One of the first benefits that you get when buying new equipment through lease buyback is that you don’t have to put down a hefty down payment before you start leasing your equipment. If you were to try to get a more traditional loan through a bank or other lending institution, they would typically require you to make a large down payment before you can get the loan, and most of the time if you’re considering leasing your equipment, you don’t have the money that would be required of you by banks for their down payments.
Since the leasing company will gain ownership of your vehicles, that means that you’re not responsible for repairing and maintaining them. This is a huge benefit, especially for young small businesses, since maintenance and repair on expensive equipment typically makes up a huge portion of their expenditures. Even if something breaks or fails, the leasing company will be responsible for any repairs.
Also, although you don’t actually own the equipment you give to the lease buyback company, you might be able to enjoy a free upgrade in the future. Most big leasing companies upgrade their equipment on a regular basis, so although you don’t own the equipment, you get easy access to the newest and most effective equipment.

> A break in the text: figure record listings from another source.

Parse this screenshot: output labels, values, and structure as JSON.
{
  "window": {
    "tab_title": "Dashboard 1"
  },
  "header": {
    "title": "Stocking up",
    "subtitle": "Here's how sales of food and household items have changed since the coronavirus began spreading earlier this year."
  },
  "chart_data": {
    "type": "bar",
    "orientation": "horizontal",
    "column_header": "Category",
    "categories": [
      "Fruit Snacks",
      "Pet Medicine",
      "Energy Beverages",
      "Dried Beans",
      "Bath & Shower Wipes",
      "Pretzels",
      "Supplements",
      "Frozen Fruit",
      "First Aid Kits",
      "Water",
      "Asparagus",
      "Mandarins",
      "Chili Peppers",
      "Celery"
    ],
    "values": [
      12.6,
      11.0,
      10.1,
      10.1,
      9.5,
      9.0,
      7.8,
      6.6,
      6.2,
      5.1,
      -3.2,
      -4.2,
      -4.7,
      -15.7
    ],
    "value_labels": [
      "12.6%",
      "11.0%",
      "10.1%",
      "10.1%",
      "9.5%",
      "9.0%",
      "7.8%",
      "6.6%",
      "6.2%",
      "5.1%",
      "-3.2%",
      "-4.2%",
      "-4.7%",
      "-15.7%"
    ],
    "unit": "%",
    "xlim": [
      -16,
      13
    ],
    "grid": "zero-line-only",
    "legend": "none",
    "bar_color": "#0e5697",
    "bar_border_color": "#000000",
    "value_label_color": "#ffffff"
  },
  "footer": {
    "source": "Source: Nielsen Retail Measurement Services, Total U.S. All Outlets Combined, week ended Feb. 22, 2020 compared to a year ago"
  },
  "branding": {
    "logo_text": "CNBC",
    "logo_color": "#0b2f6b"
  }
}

The last major benefit to choosing lease buyback instead of other typical loan methods is that opening a line of credit can be risky, especially for a smaller, younger business. Leasing doesn’t effect your credit report, and you typically put up far less of your business as collateral when leasing than when getting a loan or line of credit from a bank. Depending on how small your business is, you might have to put all of it up for collateral for a line of credit, but if you lease, only the equipment you sell is held as collateral.